I haven’t posted in a while, so I thought I would throw a quick one together to hopefully restart the habit of writing and posting on a regular basis.
One of my first blog posts covered how to only update rows that changed. In that post, I described a popular method that uses
EXCEPT to find rows that had changed while also implicitly handling
This will be a bit of a continuation on that so if you’re not familiar with set functions like
INTERSECT then I would recommend reading that post first to get caught up.
In this post, instead of
EXCEPT to look for records that are different in order to update them, I will be using
NOT EXISTS and
INTERSECT to insert records that do not exist in the target table.
When NULL’s are not an issue
This task is normally not very high on the difficulty scale. Most people would use one of these two methods
- Lets say for whatever reason, you have a 4 part key
KeyCol1, KeyCol2, KeyCol3, KeyCol4.
-- Using LEFT JOIN -- Personally not a fan of this method - I prefer NOT EXISTS in this scenario INSERT INTO dbo.TargetTable (KeyCol1, KeyCol2, KeyCol3, KeyCol4, Foo, Bar) SELECT x.KeyCol1, x.KeyCol2, x.KeyCol3, x.KeyCol4, x.Foo, x.Bar FROM #SomeOtherTable x LEFT JOIN dbo.TargetTable t ON t.KeyCol1 = x.KeyCol1 AND t.KeyCol2 = x.KeyCol2 AND t.KeyCol3 = x.KeyCol3 AND t.KeyCol4 = x.KeyCol4 WHERE t.Foo IS NULL
-- Using NOT EXISTS INSERT INTO dbo.TargetTable (KeyCol1, KeyCol2, KeyCol3, KeyCol4, Foo, Bar) SELECT x.KeyCol1, x.KeyCol2, x.KeyCol3, x.KeyCol4, x.Foo, x.Bar FROM #SomeOtherTable x WHERE NOT EXISTS ( SELECT * FROM dbo.TargetTable t WHERE t.KeyCol1 = x.KeyCol1 AND t.KeyCol2 = x.KeyCol2 AND t.KeyCol3 = x.KeyCol3 AND t.KeyCol4 = x.KeyCol4 )
Both of these methods work…but only if your key columns are
NOT NULL. I would bet most of the time this won’t be an issue…buuuut this is a problem I ran into a few weeks ago.
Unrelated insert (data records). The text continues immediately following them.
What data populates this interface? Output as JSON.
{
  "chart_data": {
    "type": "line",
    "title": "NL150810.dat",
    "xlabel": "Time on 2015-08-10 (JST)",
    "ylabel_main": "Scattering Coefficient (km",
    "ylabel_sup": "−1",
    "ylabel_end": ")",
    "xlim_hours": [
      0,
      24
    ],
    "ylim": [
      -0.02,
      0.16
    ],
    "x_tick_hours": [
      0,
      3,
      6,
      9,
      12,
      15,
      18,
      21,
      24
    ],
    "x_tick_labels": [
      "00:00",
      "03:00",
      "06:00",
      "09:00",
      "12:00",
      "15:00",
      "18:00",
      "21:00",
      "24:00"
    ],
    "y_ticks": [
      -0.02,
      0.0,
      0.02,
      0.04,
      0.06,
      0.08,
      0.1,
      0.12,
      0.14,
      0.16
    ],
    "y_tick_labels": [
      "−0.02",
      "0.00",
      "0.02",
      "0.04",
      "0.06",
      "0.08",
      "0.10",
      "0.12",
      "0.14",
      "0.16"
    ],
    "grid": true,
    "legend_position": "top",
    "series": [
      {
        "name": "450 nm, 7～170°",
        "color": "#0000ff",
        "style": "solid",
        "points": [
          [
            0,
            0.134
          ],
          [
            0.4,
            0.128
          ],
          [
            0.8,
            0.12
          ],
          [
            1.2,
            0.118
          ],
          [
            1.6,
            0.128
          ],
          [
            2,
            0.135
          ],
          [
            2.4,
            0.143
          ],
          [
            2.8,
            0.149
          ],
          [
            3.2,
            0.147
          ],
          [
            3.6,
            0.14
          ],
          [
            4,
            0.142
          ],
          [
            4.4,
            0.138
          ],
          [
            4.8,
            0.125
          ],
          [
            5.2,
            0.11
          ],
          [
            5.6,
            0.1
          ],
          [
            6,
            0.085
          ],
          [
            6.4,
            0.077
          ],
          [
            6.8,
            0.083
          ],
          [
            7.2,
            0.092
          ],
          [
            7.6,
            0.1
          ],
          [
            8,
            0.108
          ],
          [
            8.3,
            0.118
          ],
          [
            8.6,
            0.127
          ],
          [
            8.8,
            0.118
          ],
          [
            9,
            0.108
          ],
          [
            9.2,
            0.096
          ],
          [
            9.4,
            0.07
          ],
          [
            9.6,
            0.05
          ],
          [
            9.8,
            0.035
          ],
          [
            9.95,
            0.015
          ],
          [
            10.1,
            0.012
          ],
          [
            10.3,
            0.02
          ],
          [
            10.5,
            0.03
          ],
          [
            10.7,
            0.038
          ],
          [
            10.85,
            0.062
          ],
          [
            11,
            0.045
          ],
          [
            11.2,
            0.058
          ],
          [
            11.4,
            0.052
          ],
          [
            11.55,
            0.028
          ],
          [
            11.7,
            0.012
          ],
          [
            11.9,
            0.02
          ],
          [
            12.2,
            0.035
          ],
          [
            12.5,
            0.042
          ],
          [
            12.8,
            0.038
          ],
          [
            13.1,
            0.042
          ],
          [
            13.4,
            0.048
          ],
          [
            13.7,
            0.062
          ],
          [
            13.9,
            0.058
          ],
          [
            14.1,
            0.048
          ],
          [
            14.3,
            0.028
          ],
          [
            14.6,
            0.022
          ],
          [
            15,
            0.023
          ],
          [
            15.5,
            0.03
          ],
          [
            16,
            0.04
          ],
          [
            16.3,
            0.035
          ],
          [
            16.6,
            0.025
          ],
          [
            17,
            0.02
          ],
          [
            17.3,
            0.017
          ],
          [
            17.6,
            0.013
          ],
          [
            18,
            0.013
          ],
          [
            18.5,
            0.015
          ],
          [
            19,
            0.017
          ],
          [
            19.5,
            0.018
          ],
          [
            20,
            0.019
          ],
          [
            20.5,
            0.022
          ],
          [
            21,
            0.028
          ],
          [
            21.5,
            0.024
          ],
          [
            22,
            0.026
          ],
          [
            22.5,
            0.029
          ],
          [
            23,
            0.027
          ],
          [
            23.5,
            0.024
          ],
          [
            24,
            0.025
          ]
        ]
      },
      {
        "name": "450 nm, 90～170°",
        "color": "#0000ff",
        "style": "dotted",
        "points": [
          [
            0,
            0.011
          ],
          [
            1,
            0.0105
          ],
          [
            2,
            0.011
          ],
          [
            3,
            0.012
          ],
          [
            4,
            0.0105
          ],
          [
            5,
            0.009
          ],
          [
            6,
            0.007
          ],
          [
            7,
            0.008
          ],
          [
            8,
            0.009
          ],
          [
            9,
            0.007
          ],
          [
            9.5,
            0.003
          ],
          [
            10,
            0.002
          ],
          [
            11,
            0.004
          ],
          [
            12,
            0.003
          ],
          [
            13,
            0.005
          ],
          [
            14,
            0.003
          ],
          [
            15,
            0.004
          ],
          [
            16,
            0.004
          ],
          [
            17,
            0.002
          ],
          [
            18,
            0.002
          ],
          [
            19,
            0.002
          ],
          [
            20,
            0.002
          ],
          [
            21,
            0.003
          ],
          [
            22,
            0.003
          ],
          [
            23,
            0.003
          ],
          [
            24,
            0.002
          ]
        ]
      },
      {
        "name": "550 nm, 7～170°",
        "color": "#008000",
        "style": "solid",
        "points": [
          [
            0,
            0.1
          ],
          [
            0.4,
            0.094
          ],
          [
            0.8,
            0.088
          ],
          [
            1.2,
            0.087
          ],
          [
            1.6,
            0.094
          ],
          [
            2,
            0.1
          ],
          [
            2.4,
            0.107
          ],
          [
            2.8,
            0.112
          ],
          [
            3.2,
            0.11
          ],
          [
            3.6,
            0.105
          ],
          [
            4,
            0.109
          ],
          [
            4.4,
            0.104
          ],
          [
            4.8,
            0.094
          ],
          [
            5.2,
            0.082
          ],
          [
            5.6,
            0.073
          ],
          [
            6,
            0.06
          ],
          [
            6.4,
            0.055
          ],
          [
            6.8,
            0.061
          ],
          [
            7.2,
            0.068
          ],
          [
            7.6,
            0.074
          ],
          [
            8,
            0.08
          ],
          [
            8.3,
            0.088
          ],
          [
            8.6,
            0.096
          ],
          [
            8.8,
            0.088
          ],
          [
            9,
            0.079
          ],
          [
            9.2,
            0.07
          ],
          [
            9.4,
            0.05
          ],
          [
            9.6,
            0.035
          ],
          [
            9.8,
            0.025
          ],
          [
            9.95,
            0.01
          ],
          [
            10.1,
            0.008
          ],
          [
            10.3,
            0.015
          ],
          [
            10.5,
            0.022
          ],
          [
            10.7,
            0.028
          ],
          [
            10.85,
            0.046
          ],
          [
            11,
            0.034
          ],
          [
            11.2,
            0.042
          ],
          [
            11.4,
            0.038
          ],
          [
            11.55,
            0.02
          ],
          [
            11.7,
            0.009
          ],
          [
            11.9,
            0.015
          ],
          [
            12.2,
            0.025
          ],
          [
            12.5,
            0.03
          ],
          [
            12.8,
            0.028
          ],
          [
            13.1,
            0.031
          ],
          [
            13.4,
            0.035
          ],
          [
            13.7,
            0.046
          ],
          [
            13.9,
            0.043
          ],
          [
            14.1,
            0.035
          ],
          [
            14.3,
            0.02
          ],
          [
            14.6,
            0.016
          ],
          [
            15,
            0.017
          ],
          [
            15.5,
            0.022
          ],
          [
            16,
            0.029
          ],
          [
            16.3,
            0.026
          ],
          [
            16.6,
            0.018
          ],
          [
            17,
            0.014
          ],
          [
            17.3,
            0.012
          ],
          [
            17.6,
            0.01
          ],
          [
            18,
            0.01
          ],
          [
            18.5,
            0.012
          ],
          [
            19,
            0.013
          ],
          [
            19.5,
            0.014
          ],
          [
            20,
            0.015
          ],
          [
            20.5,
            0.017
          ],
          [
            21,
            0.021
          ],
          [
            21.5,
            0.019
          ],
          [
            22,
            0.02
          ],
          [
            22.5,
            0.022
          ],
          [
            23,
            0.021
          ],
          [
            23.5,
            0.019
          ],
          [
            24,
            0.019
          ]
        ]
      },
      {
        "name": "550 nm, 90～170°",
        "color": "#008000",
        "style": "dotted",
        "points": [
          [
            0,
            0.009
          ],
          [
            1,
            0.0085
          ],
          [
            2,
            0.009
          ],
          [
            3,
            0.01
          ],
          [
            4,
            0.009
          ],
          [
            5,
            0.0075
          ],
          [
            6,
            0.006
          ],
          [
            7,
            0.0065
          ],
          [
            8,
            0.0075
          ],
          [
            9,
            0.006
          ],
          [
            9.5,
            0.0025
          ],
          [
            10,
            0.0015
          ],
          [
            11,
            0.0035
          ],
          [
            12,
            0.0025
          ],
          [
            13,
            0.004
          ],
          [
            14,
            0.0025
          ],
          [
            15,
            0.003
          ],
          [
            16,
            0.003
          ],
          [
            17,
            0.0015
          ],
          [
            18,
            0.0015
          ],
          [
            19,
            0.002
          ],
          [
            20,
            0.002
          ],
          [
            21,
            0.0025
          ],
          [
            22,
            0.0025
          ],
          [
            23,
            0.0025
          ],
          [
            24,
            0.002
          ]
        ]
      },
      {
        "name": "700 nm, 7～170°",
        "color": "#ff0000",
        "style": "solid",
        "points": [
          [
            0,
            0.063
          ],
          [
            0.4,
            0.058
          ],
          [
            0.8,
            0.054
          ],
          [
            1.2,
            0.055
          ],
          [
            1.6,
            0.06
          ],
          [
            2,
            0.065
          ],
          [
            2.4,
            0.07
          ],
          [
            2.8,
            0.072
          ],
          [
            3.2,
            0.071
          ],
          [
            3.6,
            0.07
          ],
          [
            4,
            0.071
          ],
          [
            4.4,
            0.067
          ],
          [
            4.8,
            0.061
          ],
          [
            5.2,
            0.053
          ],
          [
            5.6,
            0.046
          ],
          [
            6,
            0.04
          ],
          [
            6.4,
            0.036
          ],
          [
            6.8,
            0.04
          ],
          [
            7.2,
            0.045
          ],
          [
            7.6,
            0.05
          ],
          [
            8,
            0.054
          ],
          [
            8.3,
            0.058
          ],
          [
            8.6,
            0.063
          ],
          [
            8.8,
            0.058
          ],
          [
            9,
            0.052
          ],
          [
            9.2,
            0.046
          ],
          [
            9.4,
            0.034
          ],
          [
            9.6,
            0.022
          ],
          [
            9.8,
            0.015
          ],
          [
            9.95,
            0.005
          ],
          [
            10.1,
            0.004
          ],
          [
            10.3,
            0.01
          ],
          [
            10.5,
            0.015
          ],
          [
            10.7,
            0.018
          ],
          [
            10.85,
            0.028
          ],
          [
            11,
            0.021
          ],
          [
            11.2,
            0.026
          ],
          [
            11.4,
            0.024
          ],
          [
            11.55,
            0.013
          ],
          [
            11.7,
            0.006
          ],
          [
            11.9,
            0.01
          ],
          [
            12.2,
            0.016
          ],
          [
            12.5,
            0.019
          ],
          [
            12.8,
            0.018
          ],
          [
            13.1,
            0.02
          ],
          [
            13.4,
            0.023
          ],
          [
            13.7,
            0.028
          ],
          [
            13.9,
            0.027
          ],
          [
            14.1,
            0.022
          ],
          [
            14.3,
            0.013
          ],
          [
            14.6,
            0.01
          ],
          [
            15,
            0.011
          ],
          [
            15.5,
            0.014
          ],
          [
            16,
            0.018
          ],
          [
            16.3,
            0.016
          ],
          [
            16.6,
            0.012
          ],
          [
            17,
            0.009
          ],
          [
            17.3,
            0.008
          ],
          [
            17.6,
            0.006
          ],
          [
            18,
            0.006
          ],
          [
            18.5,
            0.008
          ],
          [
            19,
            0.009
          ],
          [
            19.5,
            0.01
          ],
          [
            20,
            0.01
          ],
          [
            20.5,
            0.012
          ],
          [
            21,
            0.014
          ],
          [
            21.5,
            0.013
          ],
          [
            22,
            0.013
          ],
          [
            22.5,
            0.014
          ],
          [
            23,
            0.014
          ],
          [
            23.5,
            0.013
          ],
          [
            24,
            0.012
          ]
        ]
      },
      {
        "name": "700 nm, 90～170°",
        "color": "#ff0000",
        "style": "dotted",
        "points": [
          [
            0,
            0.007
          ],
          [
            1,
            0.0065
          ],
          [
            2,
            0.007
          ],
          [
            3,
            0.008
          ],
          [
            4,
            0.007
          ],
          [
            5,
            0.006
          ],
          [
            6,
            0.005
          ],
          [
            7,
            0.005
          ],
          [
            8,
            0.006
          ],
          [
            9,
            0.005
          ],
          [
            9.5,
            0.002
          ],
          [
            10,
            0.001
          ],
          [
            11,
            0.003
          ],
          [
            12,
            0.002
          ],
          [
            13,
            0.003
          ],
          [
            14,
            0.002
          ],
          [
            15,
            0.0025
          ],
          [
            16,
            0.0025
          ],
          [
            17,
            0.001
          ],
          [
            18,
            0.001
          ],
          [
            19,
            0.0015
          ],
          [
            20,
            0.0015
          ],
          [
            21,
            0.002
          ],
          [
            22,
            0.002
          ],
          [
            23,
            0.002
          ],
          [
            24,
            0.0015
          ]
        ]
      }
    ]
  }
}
I was working on a project that imported data from an external source and that external source used a 4 part key and some of the fields used were nullable.
How to deal with nulls
This is where the post hooks back into “only update rows that changed”.
My solution is to use the inverse of the update logic. Since we are not performing updates we don’t need access to the target table within the scope of the
SELECT statement. That means the table can also go into the
NOT EXISTS() query.
-- Using NOT EXISTS and INTERSECT INSERT INTO dbo.TargetTable (KeyCol1, KeyCol2, KeyCol3, KeyCol4, Foo, Bar) SELECT x.KeyCol1, x.KeyCol2, x.KeyCol3, x.KeyCol4, x.Foo, x.Bar FROM #SomeOtherTable x WHERE NOT EXISTS ( SELECT x.KeyCol1, x.KeyCol2, x.KeyCol3, x.KeyCol4 INTERSECT SELECT t.KeyCol1, t.KeyCol2, t.KeyCol3, t.KeyCol4 FROM dbo.TargetTable t )
This allows you to search for records in
dbo.TargetTable that match on all 4 key columns, including
NULL. If no records are found, then it will insert the record. This ensures you only insert rows where the nullable multi-part key does not already exist in the target table. If the key needs to be unique across the whole table, then you still need to make sure you don’t have duplicates in
#SomeOtherTable, otherwise that will violate the UNIQUE constraint, but that is beyond the scope of this post.